Fast Stream Ciphers

A quick post. 

We have some home made cheapy frankenstorage, thats based around a low end celeron class desktop CPU. This is fine for moderate raid work, but recently I had to shovel a few terabytes between them, over the network. Making that run quickly enough led to a bit of experimentation with the speeds of the different ciphers.

Normally I’d reach for nc at this point and run something like this on the sender

# export GZIP="-4"
# tar czf - /partition_to_be_backed_up | pv | nc remote_host 31337 

with an nc listener outputting to tar in the right place to receive the data on the remote_host, with an optional pv to get the output rate.  

The -4 option to gzip can make a large difference on underpowered systems. At a trade off of about 10% of the compressed space, you can be up to 10x quicker than gzip -9. 

This system only had two cores.
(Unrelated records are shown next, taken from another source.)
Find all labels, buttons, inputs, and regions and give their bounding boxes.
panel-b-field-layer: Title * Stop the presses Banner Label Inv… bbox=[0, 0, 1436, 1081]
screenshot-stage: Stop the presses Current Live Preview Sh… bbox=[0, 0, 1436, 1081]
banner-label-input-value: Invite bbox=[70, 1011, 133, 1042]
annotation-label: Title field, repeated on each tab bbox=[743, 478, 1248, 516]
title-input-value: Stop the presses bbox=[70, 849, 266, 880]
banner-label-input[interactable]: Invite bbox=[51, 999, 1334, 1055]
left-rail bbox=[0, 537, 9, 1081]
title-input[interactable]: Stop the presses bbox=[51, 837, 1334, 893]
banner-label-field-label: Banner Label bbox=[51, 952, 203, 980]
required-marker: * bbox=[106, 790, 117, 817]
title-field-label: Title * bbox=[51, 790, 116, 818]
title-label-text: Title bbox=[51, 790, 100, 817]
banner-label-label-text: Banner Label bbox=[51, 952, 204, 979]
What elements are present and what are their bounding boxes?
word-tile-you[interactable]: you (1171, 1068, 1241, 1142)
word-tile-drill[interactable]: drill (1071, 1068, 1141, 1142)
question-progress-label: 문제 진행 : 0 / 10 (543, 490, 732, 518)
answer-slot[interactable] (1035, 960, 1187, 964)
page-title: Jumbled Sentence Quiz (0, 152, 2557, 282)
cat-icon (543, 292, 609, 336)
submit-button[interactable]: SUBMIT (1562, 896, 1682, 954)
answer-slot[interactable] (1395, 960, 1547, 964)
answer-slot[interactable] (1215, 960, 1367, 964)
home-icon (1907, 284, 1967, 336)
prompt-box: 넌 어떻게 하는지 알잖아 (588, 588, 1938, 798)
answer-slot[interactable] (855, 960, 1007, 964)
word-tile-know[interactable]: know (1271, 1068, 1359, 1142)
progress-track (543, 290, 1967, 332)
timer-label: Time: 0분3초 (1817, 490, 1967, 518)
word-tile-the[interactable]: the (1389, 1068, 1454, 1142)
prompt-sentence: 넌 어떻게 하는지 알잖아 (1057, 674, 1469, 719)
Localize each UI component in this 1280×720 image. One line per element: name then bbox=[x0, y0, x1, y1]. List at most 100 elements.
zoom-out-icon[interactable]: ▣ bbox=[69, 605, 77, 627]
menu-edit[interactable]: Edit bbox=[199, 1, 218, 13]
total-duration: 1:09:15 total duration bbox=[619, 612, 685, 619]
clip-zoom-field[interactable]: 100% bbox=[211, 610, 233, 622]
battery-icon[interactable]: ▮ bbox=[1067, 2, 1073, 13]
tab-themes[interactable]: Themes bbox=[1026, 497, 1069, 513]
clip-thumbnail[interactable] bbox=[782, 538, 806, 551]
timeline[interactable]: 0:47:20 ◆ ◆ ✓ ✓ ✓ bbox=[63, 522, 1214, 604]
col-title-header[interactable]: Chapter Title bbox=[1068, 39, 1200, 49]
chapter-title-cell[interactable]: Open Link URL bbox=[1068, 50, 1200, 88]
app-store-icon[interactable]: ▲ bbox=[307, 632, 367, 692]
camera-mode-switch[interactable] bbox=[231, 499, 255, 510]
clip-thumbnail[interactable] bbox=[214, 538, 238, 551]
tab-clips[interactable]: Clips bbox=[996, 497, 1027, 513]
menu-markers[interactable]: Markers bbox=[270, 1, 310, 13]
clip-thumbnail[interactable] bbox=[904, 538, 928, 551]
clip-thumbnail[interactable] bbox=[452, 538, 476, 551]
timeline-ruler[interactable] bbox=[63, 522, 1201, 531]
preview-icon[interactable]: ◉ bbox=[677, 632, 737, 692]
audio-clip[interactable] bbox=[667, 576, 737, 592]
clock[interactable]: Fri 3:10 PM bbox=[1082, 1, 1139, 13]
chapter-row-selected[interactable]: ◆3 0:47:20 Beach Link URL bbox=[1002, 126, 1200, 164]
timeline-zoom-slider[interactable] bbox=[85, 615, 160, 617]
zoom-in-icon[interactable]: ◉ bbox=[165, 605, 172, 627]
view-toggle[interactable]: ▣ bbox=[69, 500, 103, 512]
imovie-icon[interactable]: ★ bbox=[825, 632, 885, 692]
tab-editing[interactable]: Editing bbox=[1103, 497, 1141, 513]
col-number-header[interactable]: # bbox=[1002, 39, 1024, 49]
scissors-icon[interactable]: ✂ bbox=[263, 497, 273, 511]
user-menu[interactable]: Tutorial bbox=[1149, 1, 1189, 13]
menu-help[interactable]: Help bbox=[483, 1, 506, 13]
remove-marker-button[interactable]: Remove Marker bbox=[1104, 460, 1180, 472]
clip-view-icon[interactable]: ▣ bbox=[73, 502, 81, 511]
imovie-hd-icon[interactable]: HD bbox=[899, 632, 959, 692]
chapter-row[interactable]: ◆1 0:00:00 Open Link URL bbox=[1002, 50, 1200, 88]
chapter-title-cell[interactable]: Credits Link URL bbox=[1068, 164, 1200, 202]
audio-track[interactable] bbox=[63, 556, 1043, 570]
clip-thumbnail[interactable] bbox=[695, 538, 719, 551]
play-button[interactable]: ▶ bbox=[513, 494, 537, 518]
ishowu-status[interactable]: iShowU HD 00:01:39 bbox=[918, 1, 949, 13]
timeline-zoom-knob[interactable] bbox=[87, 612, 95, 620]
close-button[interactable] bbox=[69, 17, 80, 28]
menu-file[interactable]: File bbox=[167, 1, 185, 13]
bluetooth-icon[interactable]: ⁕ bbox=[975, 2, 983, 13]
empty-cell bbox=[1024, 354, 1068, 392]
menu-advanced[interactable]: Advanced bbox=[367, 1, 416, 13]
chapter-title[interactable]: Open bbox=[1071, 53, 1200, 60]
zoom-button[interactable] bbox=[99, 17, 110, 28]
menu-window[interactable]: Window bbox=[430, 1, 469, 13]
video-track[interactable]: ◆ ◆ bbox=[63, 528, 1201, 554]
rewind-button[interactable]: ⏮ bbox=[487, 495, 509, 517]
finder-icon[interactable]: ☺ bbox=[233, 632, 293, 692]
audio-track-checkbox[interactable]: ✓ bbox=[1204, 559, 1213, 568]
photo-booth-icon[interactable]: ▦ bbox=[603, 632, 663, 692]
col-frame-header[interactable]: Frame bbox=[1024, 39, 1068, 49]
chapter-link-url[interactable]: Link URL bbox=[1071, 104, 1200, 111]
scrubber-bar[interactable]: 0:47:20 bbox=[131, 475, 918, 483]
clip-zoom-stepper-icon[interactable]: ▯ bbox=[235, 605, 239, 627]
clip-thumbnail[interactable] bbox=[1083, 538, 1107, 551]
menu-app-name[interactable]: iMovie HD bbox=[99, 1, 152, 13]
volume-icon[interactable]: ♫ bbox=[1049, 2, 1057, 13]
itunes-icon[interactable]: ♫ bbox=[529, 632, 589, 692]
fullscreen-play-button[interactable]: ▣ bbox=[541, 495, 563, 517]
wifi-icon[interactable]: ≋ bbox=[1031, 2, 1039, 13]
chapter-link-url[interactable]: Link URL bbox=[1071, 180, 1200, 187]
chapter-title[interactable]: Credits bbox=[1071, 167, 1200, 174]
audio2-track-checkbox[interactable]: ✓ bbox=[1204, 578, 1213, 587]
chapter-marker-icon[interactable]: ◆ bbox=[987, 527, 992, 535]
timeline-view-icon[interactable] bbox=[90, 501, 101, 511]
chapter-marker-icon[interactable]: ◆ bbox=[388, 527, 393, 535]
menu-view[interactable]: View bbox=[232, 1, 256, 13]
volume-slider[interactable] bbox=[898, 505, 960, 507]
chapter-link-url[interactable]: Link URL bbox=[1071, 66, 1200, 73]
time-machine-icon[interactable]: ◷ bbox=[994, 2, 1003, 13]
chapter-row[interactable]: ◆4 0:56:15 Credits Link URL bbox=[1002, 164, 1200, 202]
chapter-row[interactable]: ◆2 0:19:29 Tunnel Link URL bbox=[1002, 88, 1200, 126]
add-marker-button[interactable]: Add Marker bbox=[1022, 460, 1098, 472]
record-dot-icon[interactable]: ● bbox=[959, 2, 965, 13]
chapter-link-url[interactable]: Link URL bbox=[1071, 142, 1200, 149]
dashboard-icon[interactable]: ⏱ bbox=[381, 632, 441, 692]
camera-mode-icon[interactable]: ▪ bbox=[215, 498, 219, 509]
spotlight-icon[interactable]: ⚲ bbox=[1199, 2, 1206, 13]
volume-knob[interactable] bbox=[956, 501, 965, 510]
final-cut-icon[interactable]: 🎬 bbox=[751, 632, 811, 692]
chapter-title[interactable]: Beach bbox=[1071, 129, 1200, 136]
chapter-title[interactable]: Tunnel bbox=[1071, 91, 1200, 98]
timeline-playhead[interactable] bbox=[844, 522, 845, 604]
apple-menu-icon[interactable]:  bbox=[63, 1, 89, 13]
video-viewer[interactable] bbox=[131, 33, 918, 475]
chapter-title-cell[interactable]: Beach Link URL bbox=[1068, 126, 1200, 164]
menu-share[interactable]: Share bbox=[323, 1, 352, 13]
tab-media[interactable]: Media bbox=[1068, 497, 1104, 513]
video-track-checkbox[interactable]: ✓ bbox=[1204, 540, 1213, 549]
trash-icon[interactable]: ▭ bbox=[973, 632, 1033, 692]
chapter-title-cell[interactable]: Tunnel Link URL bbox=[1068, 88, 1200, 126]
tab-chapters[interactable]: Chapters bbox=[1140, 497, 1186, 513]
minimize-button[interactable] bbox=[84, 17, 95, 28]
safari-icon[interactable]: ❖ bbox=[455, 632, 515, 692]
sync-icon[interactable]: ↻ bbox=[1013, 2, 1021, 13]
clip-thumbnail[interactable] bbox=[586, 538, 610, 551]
There are other options – like pigz for multicore machines. 

However, this needed ssh. 

Since ssh dropped the none cipher as a default compiled in option most people go with the default and just bear the delay. 

A bit of testing gave me the following results however;

Cipher Name      Transfer Rate recorded (kbit/sec)
3des (default) 237209.7
des 242359.0
blowfish 242359.0
arcfour 326436.8

So with a combination of fast gzip and arcfour, we get almost 100kbit/sec faster. In this case, that lopped several hours off the transfer time. 

Since taking the notes for this post, I’ve found the following blog post which goes into much more detail.

http://blog.famzah.net/2010/06/11/openssh-ciphers-performance-benchmark/

Their cpu under test is much slower than the one we had, but there is still benefit to be had by choosing the correct cipher with the ‘-c’ option to scp.